L’istruzione: fondamento della libertà. La lezione di Elena Ferrante.

Lenù, la protagonista del romanzo “L’amica geniale” di Elena Ferrante, sapeva che l’istruzione le avrebbe permesso di evadere da quella realtà squallida, lurida, in cui la violenza era sinonimo di normalità. Lenù sapeva che anche lei, iscrivendosi alle scuole medie, avrebbe potuto scrivere un libro bello come “Piccole donne”, la sua prima lettura, la sua preferita in assoluto. Lenù aveva compreso presto che lo studio era l’unica strada percorribile per il riscatto sociale e quindi la scuola l’unico mezzo che l’avrebbe portata lontana dal grigiore del rione. E’ così che in questa storia l’istruzione rappresenta la fuga dall’analfabetismo, dalla miseria, dalla povertà. L’istruzione assume la sfumatura di “libertà”.

Essere liberi significa esporre senza timore il proprio parere, mostrare la propria opinione, significa agire liberamente, rispettando però i limiti della giustizia e del corretto vivere comune. Sebbene dunque ognuno di noi sia libero di agire e di esprimersi, e di acquisire gli strumenti adeguati per poterlo fare nel migliore dei modi, è necessario che ci venga dato un confine da non superare, un terreno all’interno del quale agire. E da chi viene posto questo limite? Cosa permette la pacifica e libera convivenza tra le persone? Questo compito non può che essere attribuito all’istruzione. La scuola non ha tanto la prerogativa di formare I ragazzi in modo da permettere loro di raggiungere gli obiettivi che si sono posti, quanto quello di far sì che la loro libertà non sia sopraffatta e non prevarichi quella degli altri.

E’ per questo che possiamo sovrapporre al termine “istruzione” quello di “educazione”.

L’educazione di tutti noi è iniziata il giorno in cui siamo nati, ci è stata data dalle nostre famiglie e dalla comunità in cui siamo cresciuti. All’età di sei anni, tuttavia, è iniziato il nostro ”ufficiale” percorso di formazione che continuerà ancora per molto tempo, un tempo lungo tutta la vita. Tutto è iniziato il primo giorno di scuola, quando abbiamo ricevuto il primo rimprovero per non aver svolto gli esercizi, quando abbiamo imparato a dare del “lei” agli sconosciuti, quando ci hanno insegnato a leggere e scrivere. E poi quando ci siamo ritrovati al liceo a studiare la filosofia, ad esporre un nostro pensiero in un testo argomentativo che esprimesse una visione critica e libera della realtà. Lo studio della letteratura ci permetterà di pensare autonomamente e grazie allo studio del latino e della matematica non ci fermeremo davanti al primo ostacolo, ma tenteremo di risolvere ogni tipo di problema che la vita ci presenterà.

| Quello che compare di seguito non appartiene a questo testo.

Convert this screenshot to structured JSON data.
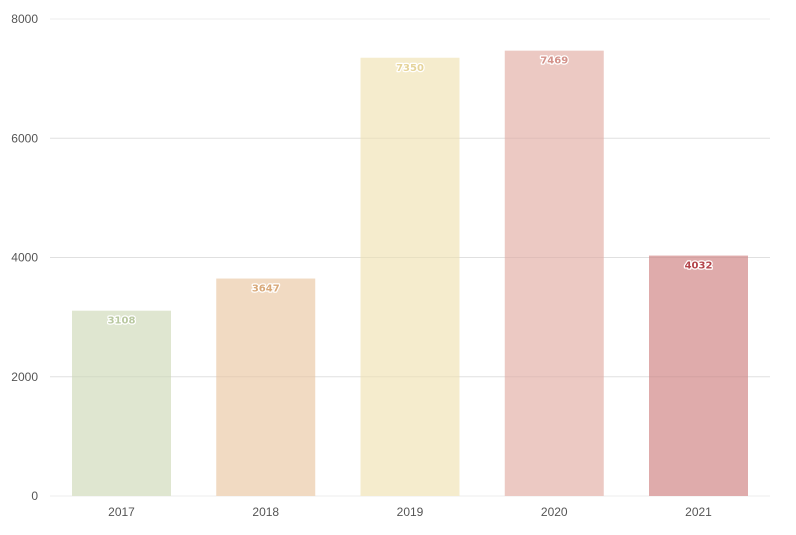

Compito della scuola, allora, non è quello di formare giovani dalle conoscenze illimitate, ma quello di aiutare noi ragazzi a ragionare e ad applicare il ragionamento al futuro che ci aspetta.

Compito della scuola è però anche, e soprattutto, far sì che le nostre idee e quelle degli altri possano convivere e coesistere e noi possiamo sentirci veramente liberi. Saremo uomini liberi quando, varcato il suo portone, sapremo rispettare l’altro, quando aiuteremo una persona in difficoltà, quando daremo ad un nostro collega la possibilità di non essere d’accordo con quanto abbiamo affermato, saremo liberi quando in televisione non sentiremo più parlare di violenza sulle donne, di bullismo, di razzismo…

Solo quando la nostra libertà non andrà a limitare quella dell’altro, potremo definirci “uomini”e a quel punto ringrazieremo i nostri professori, i due in matematica, ringrazieremo la scuola con tutti coloro che ci lavorano, la maestra che all’asilo ci aveva insegnato a colorare e potremo dire che, sì, l’istruzione è la più valida difesa della libertà.